Classifying weather conditions from photos using efficientnet-b0 and grad-cam visualization.
dataset: multi-class weather dataset — 1125 images across 4 classes (cloudy, rain, shine, sunrise)
| metric | value |
|---|---|
| validation accuracy | 91% |
| model | efficientnet-b0 |
| training epochs | 18 (10 head + 8 finetune) |
precision recall f1-score
Cloudy 0.88 0.82 0.85
Rain 0.97 0.97 0.97
Shine 0.85 0.85 0.85
Sunrise 0.94 0.99 0.96
accuracy 0.91
two-phase transfer learning:
- freeze all efficientnet weights, train only the new classifier head (lr=1e-3, 10 epochs)

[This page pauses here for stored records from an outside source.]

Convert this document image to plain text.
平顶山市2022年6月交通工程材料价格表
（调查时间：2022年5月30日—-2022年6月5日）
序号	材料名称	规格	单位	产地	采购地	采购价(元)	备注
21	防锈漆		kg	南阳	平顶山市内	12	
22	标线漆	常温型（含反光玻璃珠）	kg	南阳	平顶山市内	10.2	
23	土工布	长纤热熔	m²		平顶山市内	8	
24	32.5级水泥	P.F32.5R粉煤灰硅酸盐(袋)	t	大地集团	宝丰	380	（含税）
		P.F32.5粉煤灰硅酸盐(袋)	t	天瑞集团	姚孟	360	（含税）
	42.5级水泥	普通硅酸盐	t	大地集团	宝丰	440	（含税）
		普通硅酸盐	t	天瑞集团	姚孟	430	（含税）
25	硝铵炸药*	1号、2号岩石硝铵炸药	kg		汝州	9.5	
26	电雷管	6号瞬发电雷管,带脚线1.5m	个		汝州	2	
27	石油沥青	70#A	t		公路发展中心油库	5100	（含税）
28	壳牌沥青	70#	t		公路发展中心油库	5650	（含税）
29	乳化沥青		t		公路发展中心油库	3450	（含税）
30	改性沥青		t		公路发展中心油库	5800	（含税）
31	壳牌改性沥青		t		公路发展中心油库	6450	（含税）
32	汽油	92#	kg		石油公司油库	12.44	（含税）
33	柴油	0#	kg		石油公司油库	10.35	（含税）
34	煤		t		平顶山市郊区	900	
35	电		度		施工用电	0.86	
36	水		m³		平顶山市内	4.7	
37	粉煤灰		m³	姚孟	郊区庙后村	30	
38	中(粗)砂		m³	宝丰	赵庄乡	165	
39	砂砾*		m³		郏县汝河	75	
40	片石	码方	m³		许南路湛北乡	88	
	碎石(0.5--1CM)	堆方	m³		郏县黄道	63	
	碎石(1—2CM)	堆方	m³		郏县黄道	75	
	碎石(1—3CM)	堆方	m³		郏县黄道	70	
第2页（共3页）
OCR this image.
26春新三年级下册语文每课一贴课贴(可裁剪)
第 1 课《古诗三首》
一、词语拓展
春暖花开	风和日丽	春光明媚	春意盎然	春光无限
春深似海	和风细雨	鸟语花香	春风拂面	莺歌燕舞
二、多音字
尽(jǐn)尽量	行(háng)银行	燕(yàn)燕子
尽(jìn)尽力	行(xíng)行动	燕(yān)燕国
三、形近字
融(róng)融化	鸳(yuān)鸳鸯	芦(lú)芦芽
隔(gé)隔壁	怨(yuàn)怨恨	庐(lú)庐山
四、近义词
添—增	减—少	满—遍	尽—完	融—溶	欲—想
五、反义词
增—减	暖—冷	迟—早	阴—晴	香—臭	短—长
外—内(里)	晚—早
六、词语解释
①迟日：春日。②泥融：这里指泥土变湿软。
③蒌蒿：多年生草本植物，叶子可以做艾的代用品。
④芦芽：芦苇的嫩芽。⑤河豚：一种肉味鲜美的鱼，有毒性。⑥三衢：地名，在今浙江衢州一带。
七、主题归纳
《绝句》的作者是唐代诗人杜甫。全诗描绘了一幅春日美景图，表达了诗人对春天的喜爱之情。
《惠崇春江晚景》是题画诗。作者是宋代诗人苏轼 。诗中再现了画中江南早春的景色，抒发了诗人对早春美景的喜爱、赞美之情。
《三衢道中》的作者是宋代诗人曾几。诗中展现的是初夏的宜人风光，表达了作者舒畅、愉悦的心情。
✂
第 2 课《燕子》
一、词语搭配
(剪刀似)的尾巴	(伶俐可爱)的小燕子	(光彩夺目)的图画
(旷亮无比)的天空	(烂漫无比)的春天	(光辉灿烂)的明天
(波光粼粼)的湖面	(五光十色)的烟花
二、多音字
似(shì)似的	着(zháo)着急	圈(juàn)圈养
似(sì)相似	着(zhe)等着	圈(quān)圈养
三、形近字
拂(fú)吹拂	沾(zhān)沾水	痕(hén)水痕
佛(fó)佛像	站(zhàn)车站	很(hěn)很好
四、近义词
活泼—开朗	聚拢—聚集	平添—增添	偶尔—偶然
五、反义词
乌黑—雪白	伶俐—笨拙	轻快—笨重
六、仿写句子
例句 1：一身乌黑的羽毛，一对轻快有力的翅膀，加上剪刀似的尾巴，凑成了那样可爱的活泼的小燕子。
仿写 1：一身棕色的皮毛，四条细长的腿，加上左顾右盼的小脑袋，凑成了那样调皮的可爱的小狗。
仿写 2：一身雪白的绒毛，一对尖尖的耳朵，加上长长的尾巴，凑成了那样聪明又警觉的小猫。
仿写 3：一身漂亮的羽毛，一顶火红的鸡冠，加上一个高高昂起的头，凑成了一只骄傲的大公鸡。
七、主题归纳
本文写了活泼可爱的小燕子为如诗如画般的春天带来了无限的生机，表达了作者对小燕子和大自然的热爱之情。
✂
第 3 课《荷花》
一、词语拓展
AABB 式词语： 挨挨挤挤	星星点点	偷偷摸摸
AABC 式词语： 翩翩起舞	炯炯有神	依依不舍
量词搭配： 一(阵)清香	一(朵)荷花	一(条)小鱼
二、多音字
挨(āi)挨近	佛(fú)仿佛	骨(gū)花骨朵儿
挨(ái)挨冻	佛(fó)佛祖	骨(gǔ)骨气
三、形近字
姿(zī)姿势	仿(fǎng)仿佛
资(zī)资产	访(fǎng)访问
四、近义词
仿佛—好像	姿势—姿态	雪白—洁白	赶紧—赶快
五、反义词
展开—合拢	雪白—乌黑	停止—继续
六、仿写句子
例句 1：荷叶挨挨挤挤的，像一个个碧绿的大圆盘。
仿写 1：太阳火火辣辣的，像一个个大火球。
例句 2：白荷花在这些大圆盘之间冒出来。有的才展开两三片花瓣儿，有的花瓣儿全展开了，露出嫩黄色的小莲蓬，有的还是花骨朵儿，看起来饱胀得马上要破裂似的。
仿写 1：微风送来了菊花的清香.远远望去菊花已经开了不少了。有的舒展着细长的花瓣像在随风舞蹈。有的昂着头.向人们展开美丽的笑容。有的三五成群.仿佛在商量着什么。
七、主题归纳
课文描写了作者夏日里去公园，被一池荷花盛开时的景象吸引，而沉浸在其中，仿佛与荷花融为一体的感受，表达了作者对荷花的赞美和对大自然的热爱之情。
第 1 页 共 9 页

- unfreeze the last two feature blocks and fine-tune everything together (lr=1e-5, 8 epochs)
this approach converges faster and avoids destroying pretrained features early on.
- checked all 1125 images for corruption with
PIL.Image.verify()— 0 bad files found - 80/20 train/val split
- augmentation on train only: horizontal flip, ±15° rotation, color jitter (brightness + contrast)
- normalized with imagenet mean/std since we're using a pretrained backbone
Grad-CAM lets us see which regions of the image actually drive the model's prediction. two examples worth highlighting:
sunrise — the model locks onto the bright horizon glow and warm color gradient near the sun. it's not just detecting orange pixels; it focuses specifically on the light diffusion pattern at the edge of the sky, which is what separates sunrise from shine.
cloudy — attention spreads across the texture of the cloud cover rather than any single spot. the model picks up on flat, diffuse light and the absence of shadows — exactly what distinguishes overcast skies from the other classes.
this tells us the model learned genuinely meaningful visual features rather than shortcut patterns or background noise.